苏木脂质体/间充质干细胞通过调节Nrf-2/Keap-1/HO-1和细胞凋亡信号通路对抗甲氨蝶呤诱导的大鼠肾毒性

甲氨蝶呤（MTX）常用于癌症治疗，但由于MTX相关的肾损伤，其临床应用受到限制。本研究探讨了苏木和骨髓间充质干细胞（BMMSCs）对MTX诱导的大鼠肾毒性的联合作用潜力。苏木提取物的高分辨液相色谱-质谱法（HR-LC-MS）初步鉴定出22种植物化学物质，主要是类黄酮、花青素和类固醇。苏木脂质体的合适粒径为 3041.33 ± 339.42 nm，多分散指数为 0.208 ± 0.086，包封效率为 84.92 ± 3.47%。将大鼠 BMMSCs（0.5×106 个细胞，静脉注射 [iv]）注入七个处理组的实验鼠尾静脉。实验设计依赖于对大鼠进行腹腔注射（IP）苏木脂质体（SL）（200 毫克/千克，每天与 MTX 剂量（300 微克/千克/14 天）一起注射）前或后处理。组织病理学检查和血清肌酐和尿素分析表明，除了调节氧化应激和炎症标志物的水平外，还取得了良好的效果。此外，B细胞淋巴瘤2（Bcl-2）、caspases-3和-9的基因表达水平明显下降，Bcl-2相关X蛋白（Bax）、核因子红细胞2相关因子2（Nrf2）和血红素氧化酶1的表达显著增加，Kelch样ECH相关蛋白1（Keap1）下调。总而言之，SL与BMMSCs联合应用可能是一种有效的治疗策略，可减轻MTX诱导的肾损伤。网络药理学分析确定了涉及的关键枢纽基因为 KEAP1、Nrf2、HMOX1、丝裂原活化蛋白激酶（MAPK1）、核因子-Kappa B（NF-KB）、白细胞介素-1 beta（IL-1B）和 caspase-3。对接结果显示，7-O-甲基青花素-3-O-（2″-半乳糖酰）-半乳糖苷与 Keap1 和金门黄酮与 MAPK 有很强的结合亲和力。这些发现为今后苏木类植物成分抗 MTX 引起的肾毒性的实验验证和治疗开发铺平了道路。
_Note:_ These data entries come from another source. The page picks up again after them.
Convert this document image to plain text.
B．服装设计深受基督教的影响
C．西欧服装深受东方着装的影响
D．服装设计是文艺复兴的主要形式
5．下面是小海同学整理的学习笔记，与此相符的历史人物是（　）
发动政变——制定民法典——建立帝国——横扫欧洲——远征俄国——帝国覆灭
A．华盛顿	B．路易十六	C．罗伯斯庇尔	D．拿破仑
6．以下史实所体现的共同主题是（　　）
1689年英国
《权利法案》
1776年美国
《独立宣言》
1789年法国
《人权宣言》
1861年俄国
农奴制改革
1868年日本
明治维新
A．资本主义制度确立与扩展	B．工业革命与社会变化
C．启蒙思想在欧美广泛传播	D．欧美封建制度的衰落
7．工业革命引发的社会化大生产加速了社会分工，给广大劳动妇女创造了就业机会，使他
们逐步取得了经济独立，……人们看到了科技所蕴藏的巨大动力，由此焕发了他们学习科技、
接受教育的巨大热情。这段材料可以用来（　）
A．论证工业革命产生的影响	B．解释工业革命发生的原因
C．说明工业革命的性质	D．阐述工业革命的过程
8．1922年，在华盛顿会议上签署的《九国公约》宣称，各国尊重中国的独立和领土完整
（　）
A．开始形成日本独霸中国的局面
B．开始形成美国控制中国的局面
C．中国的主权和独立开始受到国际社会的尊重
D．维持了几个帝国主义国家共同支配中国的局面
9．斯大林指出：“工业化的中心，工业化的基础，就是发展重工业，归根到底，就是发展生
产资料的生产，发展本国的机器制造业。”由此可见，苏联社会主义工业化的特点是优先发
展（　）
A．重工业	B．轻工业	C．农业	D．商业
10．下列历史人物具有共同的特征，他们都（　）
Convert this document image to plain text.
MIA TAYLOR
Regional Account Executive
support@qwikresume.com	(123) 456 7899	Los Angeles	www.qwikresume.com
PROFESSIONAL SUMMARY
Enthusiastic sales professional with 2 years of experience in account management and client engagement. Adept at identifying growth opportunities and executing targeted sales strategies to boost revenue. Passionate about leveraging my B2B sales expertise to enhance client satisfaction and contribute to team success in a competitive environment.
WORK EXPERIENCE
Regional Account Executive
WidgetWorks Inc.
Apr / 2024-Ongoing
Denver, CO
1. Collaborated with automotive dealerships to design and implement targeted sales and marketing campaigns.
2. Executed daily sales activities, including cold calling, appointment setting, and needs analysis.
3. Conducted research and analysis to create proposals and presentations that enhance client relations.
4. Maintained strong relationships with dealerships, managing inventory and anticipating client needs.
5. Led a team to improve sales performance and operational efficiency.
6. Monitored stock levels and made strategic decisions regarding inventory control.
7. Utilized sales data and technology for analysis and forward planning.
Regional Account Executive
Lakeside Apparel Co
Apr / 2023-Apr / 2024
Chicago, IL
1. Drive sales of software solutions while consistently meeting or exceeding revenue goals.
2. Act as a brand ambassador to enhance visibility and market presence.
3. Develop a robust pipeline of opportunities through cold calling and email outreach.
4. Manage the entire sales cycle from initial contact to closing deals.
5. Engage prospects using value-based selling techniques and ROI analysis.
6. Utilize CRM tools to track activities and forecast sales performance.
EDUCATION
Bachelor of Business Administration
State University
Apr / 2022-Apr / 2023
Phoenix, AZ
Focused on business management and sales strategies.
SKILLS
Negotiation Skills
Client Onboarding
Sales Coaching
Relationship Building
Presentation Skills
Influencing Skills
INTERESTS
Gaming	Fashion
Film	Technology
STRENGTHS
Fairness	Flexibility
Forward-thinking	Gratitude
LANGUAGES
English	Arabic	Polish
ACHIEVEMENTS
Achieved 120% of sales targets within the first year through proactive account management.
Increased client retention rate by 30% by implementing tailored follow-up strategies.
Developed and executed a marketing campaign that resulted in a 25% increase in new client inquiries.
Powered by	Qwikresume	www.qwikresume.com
本文章由计算机程序翻译，如有差异，请以英文原文为准。

求助全文

约1分钟内获得全文求助全文

来源期刊

Archiv der Pharmazie 医学-化学综合

CiteScore

7.90

自引率

5.90%

发文量

176

审稿时长

3.0 months

期刊介绍： Archiv der Pharmazie - Chemistry in Life Sciences is an international journal devoted to research and development in all fields of pharmaceutical and medicinal chemistry. Emphasis is put on papers combining synthetic organic chemistry, structural biology, molecular modelling, bioorganic chemistry, natural products chemistry, biochemistry or analytical methods with pharmaceutical or medicinal aspects such as biological activity. The focus of this journal is put on original research papers, but other scientifically valuable contributions (e.g. reviews, minireviews, highlights, symposia contributions, discussions, and essays) are also welcome.